アンケート内容をエクセルなどでリスト化する時に

などとセルにカンマ区切りで選択された数字を並べたり、選択状態をそのまま表にするのではなく…

のように数値一つで表現できるので、
エクセルで集計やグラフ化、並び替えは1個の10進数で作業できるようになります。
[選択項目 3]だけ選択している人を抽出する場合、値が4(100)のデータを集めます。[選択項目 1と2]を選択している人なら、3(011)、[選択項目 1と2と3]を選択している人なら、7(111)です。

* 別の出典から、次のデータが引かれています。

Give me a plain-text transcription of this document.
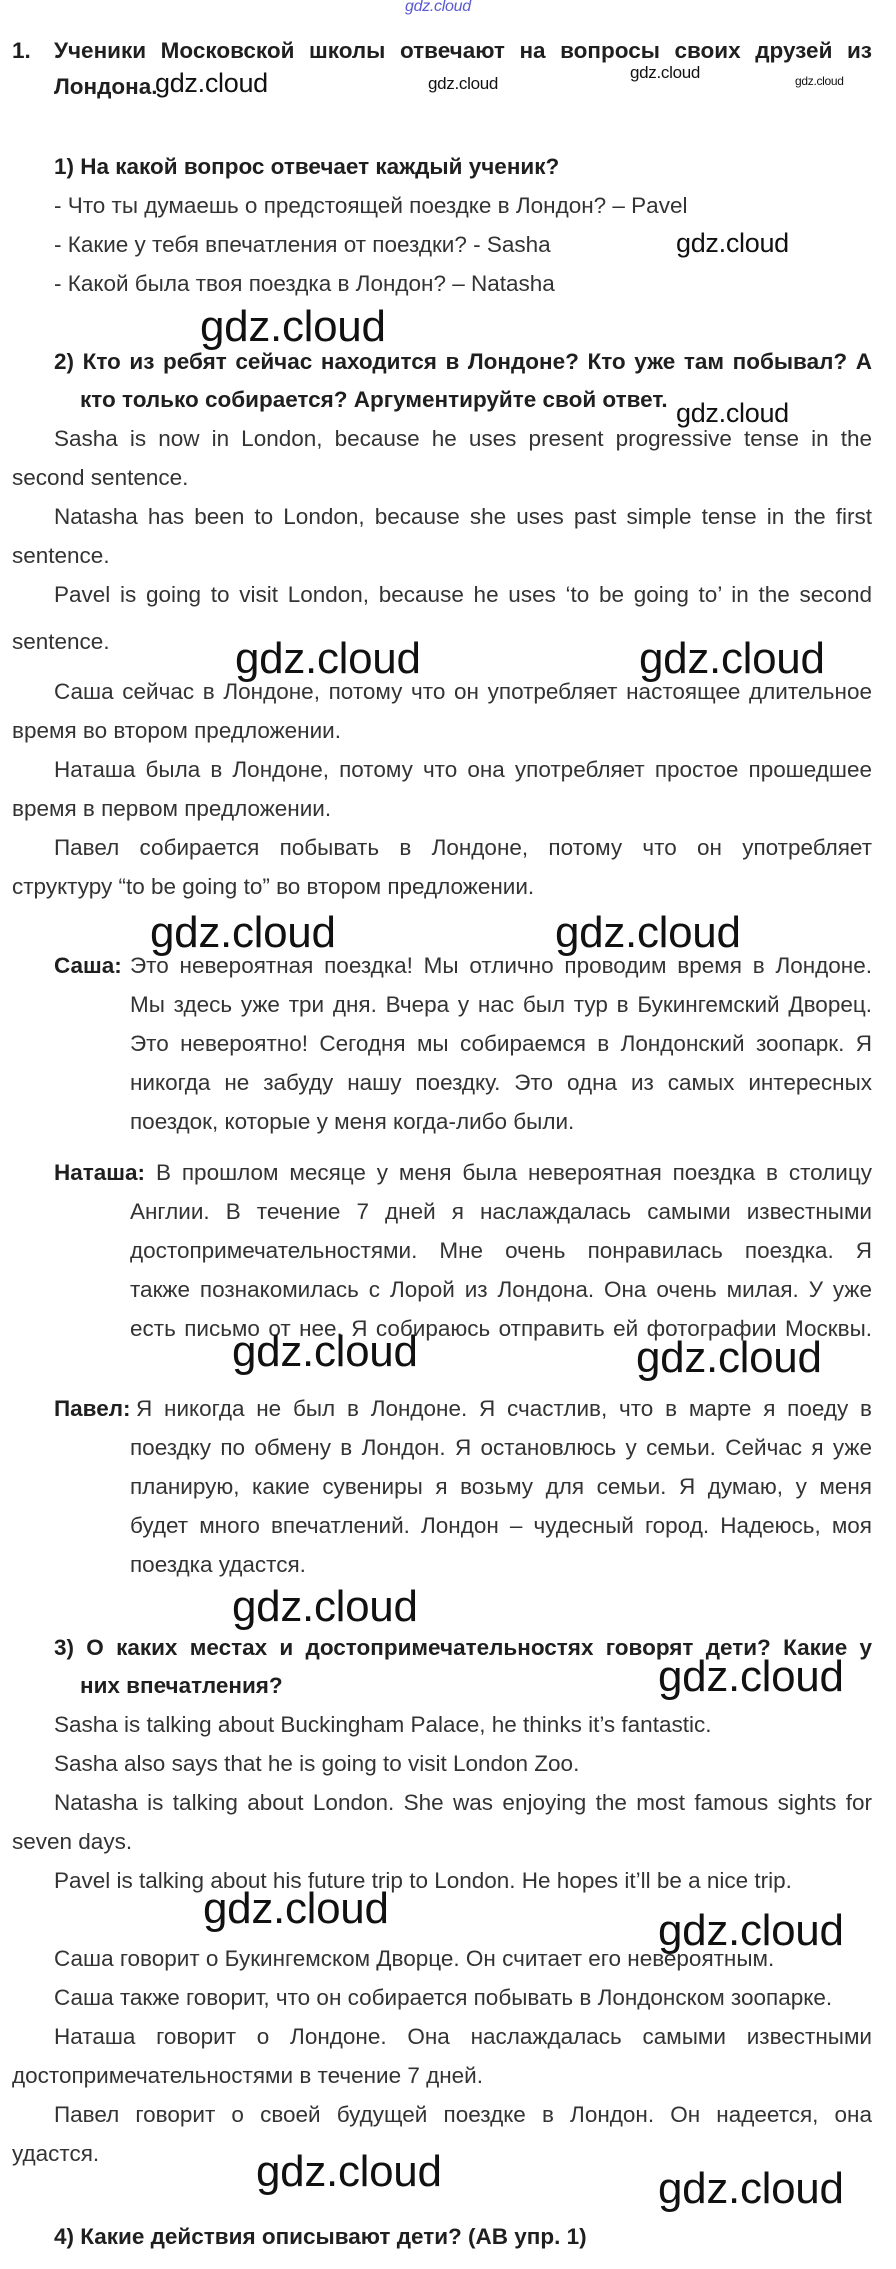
gdz.cloud
1. Ученики Московской школы отвечают на вопросы своих друзей из
Лондона.
1) На какой вопрос отвечает каждый ученик?
- Что ты думаешь о предстоящей поездке в Лондон? – Pavel
- Какие у тебя впечатления от поездки? - Sasha
- Какой была твоя поездка в Лондон? – Natasha
2) Кто из ребят сейчас находится в Лондоне? Кто уже там побывал? А
кто только собирается? Аргументируйте свой ответ.
Sasha is now in London, because he uses present progressive tense in the
second sentence.
Natasha has been to London, because she uses past simple tense in the first
sentence.
Pavel is going to visit London, because he uses ‘to be going to’ in the second
sentence.
Саша сейчас в Лондоне, потому что он употребляет настоящее длительное
время во втором предложении.
Наташа была в Лондоне, потому что она употребляет простое прошедшее
время в первом предложении.
Павел собирается побывать в Лондоне, потому что он употребляет
структуру “to be going to” во втором предложении.
Саша: Это невероятная поездка! Мы отлично проводим время в Лондоне.
Мы здесь уже три дня. Вчера у нас был тур в Букингемский Дворец.
Это невероятно! Сегодня мы собираемся в Лондонский зоопарк. Я
никогда не забуду нашу поездку. Это одна из самых интересных
поездок, которые у меня когда-либо были.
Наташа: В прошлом месяце у меня была невероятная поездка в столицу
Англии. В течение 7 дней я наслаждалась самыми известными
достопримечательностями. Мне очень понравилась поездка. Я
также познакомилась с Лорой из Лондона. Она очень милая. У уже
есть письмо от нее. Я собираюсь отправить ей фотографии Москвы.
Павел: Я никогда не был в Лондоне. Я счастлив, что в марте я поеду в
поездку по обмену в Лондон. Я остановлюсь у семьи. Сейчас я уже
планирую, какие сувениры я возьму для семьи. Я думаю, у меня
будет много впечатлений. Лондон – чудесный город. Надеюсь, моя
поездка удастся.
3) О каких местах и достопримечательностях говорят дети? Какие у
них впечатления?
Sasha is talking about Buckingham Palace, he thinks it’s fantastic.
Sasha also says that he is going to visit London Zoo.
Natasha is talking about London. She was enjoying the most famous sights for
seven days.
Pavel is talking about his future trip to London. He hopes it’ll be a nice trip.
Саша говорит о Букингемском Дворце. Он считает его невероятным.
Саша также говорит, что он собирается побывать в Лондонском зоопарке.
Наташа говорит о Лондоне. Она наслаждалась самыми известными
достопримечательностями в течение 7 дней.
Павел говорит о своей будущей поездке в Лондон. Он надеется, она
удастся.
4) Какие действия описывают дети? (AB упр. 1)
gdz.cloud	gdz.cloud
gdz.cloud	gdz.cloud
gdz.cloud
gdz.cloud
gdz.cloud
gdz.cloud	gdz.cloud
gdz.cloud	gdz.cloud
gdz.cloud	gdz.cloud
gdz.cloud
gdz.cloud
gdz.cloud	gdz.cloud
gdz.cloud	gdz.cloud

(蛇足的ですが)ここで、じゃあ、1だけと1と2、1と3、1と2と3のように、1を含むパターン全部はどうやって集めるんだ!?と実践的に考える人がいるかもしれません。
プログラムではビット演算(次の記事で紹介)を使いますが、エクセルの普通の関数ではビット演算はできないようなので、単純にエクセルで集計する時は、選択肢1は1桁目が1である数、2進数の001、011、101、111なので、10進数値の 1と3と5と7 を集めるという方法になるかと思います。

途中まとめ

『複数の項目を選択している状態を1個の10進数で表現できる』逆に言えば、『10進数を2進数に変換すると、旗が桁の位置に立っているイメージ図になる』
というように、数値に意味を付加するという考え方を知っているだけで、プログラマ以外でも使える、何かアイデアの素になるかもしれない、などと思ったりします。

検索してたら見つけた類似内容の質問

参考:checkboxで取得した複数の値を、一つのフィールドに保存する方法を教... - Yahoo!知恵袋
という数年前の質問とその回答がありました。

質問:「映画」「音楽」「釣り」「パソコン」「車」の項目のcheckbox取得結果を データベースに入れたい。1つのフィールド(※DBの保存場所のようなもの)に値を入れるにはどうすればいいか?

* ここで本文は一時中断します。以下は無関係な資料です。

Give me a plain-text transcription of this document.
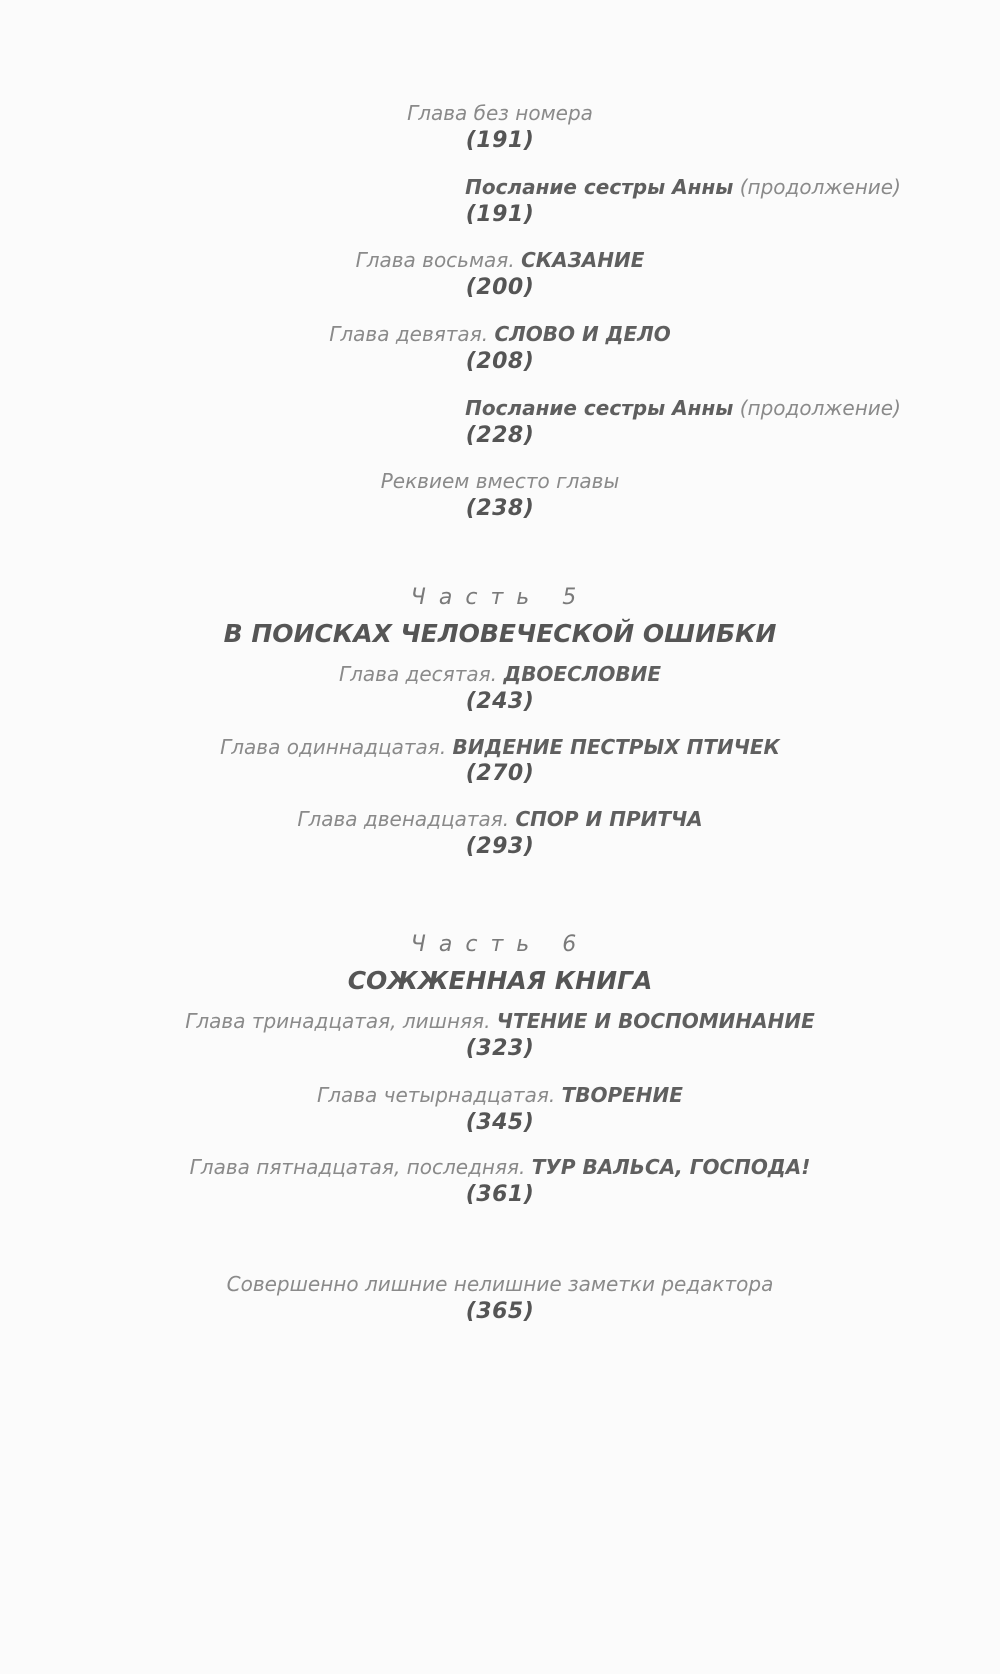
Глава без номера
(191)
Послание сестры Анны (продолжение)
(191)
Глава восьмая. СКАЗАНИЕ
(200)
Глава девятая. СЛОВО И ДЕЛО
(208)
Послание сестры Анны (продолжение)
(228)
Реквием вместо главы
(238)
Часть 5
В ПОИСКАХ ЧЕЛОВЕЧЕСКОЙ ОШИБКИ
Глава десятая. ДВОЕСЛОВИЕ
(243)
Глава одиннадцатая. ВИДЕНИЕ ПЕСТРЫХ ПТИЧЕК
(270)
Глава двенадцатая. СПОР И ПРИТЧА
(293)
Часть 6
СОЖЖЕННАЯ КНИГА
Глава тринадцатая, лишняя. ЧТЕНИЕ И ВОСПОМИНАНИЕ
(323)
Глава четырнадцатая. ТВОРЕНИЕ
(345)
Глава пятнадцатая, последняя. ТУР ВАЛЬСА, ГОСПОДА!
(361)
Совершенно лишние нелишние заметки редактора
(365)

で、回答がカンマ区切りで文字列で入れればいい。というものになってました。ということは、
Aさん:映画,釣り
Bさん:映画,音楽,釣り,パソコン,車
Cさん:音楽,パソコン
というようなデータをデータベースに入れることになります。
データベースから集計する時はデータの文字列から正規表現などで抽出するような感じで回答している様子です。

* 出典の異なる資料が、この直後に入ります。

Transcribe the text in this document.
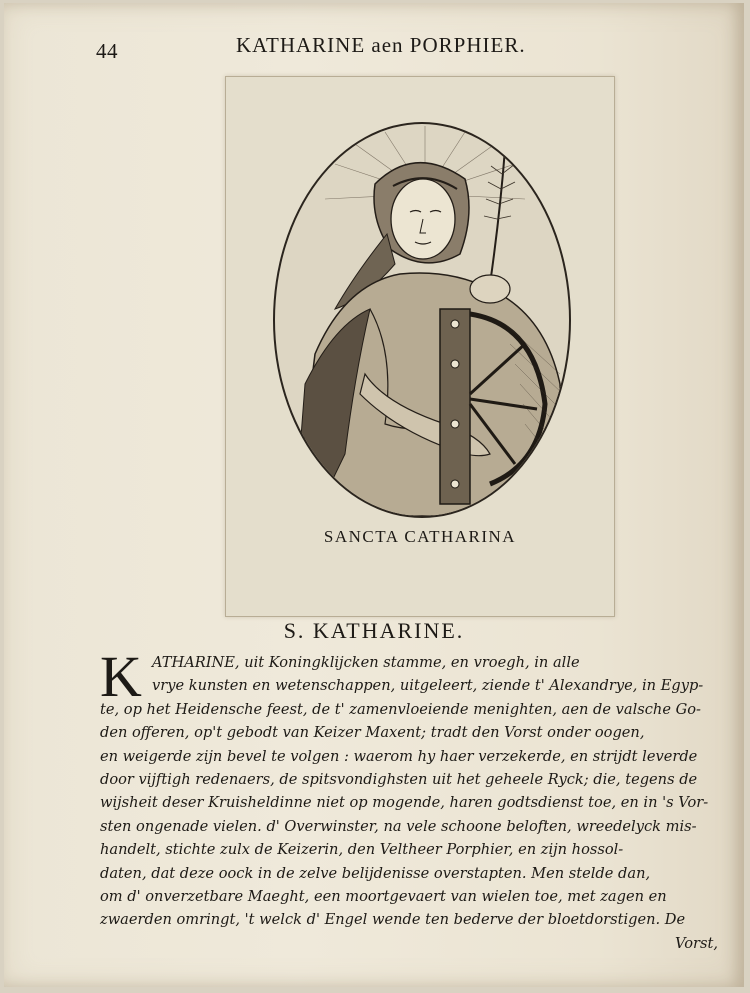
44	KATHARINE aen PORPHIER.
SANCTA CATHARINA
S. KATHARINE.
K ATHARINE, uit Koningklijcken stamme, en vroegh, in alle
vrye kunsten en wetenschappen, uitgeleert, ziende t' Alexandrye, in Egyp-
te, op het Heidensche feest, de t' zamenvloeiende menighten, aen de valsche Go-
den offeren, op't gebodt van Keizer Maxent; tradt den Vorst onder oogen,
en weigerde zijn bevel te volgen : waerom hy haer verzekerde, en strijdt leverde
door vijftigh redenaers, de spitsvondighsten uit het geheele Ryck; die, tegens de
wijsheit deser Kruisheldinne niet op mogende, haren godtsdienst toe, en in 's Vor-
sten ongenade vielen. d' Overwinster, na vele schoone beloften, wreedelyck mis-
handelt, stichte zulx de Keizerin, den Veltheer Porphier, en zijn hossol-
daten, dat deze oock in de zelve belijdenisse overstapten. Men stelde dan,
om d' onverzetbare Maeght, een moortgevaert van wielen toe, met zagen en
zwaerden omringt, 't welck d' Engel wende ten bederve der bloetdorstigen. De
Vorst,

回答している皆さんの中には、ホントはビット演算でやれば簡単、という知識があったりする人がいるはずだと思うのですが、長年プログラマやってる人でも、自力で本読みからのプログラム作成練習で習得していった人は、案外基本知識としての進数や論理演算関連は使わなくても仕事ができるので、文字列でデータを入れる方法しか知らない人がいるのかもしれない、などと思ったりもします。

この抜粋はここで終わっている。